Mark Doherty, a Massachusetts dentist, took a path to a land purchase similar to Merrill’s. After unsuccessful efforts to buy a home, he bought 2.25 acres in a new Greenville subdivision close to where his college football coach lives and near what he calls “the best snowmobiling in the Northeast.” He hopes to have his house built in about a year.

Doherty bought his land from Scott Harding, an agent at NextHome Experience in Greenville who also developed the 14-lot subdivision near Moosehead Lake where Doherty’s land is located. Harding said the subdivision normally would have taken up to three years to sell out, but the lots were snapped up within 30 days of going on the market last year by in-state and out-of-state buyers seeking getaways and future retirement homes.

“There’s no housing inventory, so you either buy a piece of land and do it yourself or you go home,” Harding said.

While there are deals to be had on some land, prices near water or other features can command 30 percent higher than they did pre-pandemic, Joe DiAngelo, owner of Century 21 Moose Country in Greenville, said. That’s a stark contrast to a decade ago in rural Maine, when DiAngelo advised sellers in Rangeley to avoid putting land on the market.
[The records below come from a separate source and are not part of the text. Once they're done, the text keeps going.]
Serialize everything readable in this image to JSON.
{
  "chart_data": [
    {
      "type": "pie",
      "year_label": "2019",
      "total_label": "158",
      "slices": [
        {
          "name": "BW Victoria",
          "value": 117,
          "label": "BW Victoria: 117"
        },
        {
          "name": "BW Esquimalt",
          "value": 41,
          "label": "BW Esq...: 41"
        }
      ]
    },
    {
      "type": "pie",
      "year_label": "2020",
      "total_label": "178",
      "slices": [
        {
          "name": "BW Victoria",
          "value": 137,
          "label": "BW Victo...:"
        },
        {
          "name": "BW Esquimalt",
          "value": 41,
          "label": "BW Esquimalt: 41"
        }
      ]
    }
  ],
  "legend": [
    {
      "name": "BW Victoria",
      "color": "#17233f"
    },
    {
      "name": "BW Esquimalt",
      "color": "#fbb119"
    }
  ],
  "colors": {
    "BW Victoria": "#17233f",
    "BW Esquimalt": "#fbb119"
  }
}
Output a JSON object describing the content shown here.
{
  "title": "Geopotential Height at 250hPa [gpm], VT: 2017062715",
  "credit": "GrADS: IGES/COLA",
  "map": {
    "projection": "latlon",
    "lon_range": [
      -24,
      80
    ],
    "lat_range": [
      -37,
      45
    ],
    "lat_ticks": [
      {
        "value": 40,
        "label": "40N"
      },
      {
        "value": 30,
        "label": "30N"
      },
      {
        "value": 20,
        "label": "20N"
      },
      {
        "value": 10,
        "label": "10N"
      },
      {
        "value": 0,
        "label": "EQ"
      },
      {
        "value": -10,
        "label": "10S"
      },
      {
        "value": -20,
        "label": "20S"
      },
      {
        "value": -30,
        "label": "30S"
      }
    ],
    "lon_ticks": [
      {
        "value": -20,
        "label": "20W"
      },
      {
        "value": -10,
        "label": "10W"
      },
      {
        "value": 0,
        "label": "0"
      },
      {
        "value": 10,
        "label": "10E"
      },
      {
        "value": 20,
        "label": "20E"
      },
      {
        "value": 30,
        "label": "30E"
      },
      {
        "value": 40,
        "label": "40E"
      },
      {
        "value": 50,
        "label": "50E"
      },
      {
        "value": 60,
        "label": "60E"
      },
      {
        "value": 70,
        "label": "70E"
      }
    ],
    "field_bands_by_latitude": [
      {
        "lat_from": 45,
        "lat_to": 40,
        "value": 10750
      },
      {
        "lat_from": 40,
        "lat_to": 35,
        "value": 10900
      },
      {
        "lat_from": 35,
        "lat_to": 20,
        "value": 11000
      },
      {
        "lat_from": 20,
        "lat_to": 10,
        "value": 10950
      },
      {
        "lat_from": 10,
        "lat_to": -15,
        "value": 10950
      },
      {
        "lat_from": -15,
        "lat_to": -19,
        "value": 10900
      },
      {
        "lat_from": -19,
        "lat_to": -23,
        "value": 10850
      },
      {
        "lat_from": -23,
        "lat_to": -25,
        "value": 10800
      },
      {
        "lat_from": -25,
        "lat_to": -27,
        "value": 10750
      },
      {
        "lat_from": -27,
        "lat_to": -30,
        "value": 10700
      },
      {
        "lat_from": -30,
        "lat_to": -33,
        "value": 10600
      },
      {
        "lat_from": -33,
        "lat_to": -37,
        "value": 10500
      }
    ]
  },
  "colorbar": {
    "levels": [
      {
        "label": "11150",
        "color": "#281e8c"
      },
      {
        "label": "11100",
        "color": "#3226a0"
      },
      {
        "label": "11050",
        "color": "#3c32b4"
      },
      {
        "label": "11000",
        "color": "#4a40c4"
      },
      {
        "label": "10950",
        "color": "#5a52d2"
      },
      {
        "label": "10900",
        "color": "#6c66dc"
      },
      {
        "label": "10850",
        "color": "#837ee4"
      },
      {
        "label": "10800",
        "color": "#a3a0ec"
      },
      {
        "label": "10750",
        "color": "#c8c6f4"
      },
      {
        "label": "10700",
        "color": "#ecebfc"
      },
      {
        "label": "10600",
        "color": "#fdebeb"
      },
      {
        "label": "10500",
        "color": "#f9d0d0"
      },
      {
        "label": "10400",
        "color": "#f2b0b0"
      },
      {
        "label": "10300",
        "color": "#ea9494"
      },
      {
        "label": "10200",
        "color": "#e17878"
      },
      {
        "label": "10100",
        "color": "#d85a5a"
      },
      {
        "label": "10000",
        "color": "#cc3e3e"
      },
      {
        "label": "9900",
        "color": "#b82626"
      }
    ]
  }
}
“You could have put up a ‘for free’ sign and nobody would have taken it in that rural part of Maine,” he said. “But that is not the case today. It’s amazing to watch.”

The strong stock market and low interest rates are helping drive land sales. Buyers also want a safe location in the same kind of land rush that DiAngelo saw after the Sept. 11, 2001 terrorism attacks, saying people “want to be tucked away in the woods in Maine.”

Jason Smith, owner of Points East Real Estate in Machias, recalled potential buyers telling him that they followed a map of COVID-19 outbreaks up the coast of Maine until they found Washington County, an area with a low number of cases. The combination of safety, good prices and available land overshadowed a six-hour drive from Boston to the Machias area. Previously, buyers were only willing to drive up to three hours.

“There also were good deals here in terms of what they could buy,” he said.

Smith’s sales territory includes nearby Whiting, which has among the most parcels of land for sale of Maine towns, according to Maine Listings. Smith said that’s because the town of almost 500 residents has land abutting rivers, lakes and the ocean.

Loan officers across the state are backed up with pending construction loans, Aaron Bolster, president of the realtors’ association, said. 

The only drawbacks now are that building materials costs are high, and demand for land surveyors, architects, carpenters, plumbers, electricians and others involved in building a home is so strong that many will only take on projects a year or more out.

“We try to educate people about being realistic about when they can have a property they can move into,” DiAngelo of Century 21 said.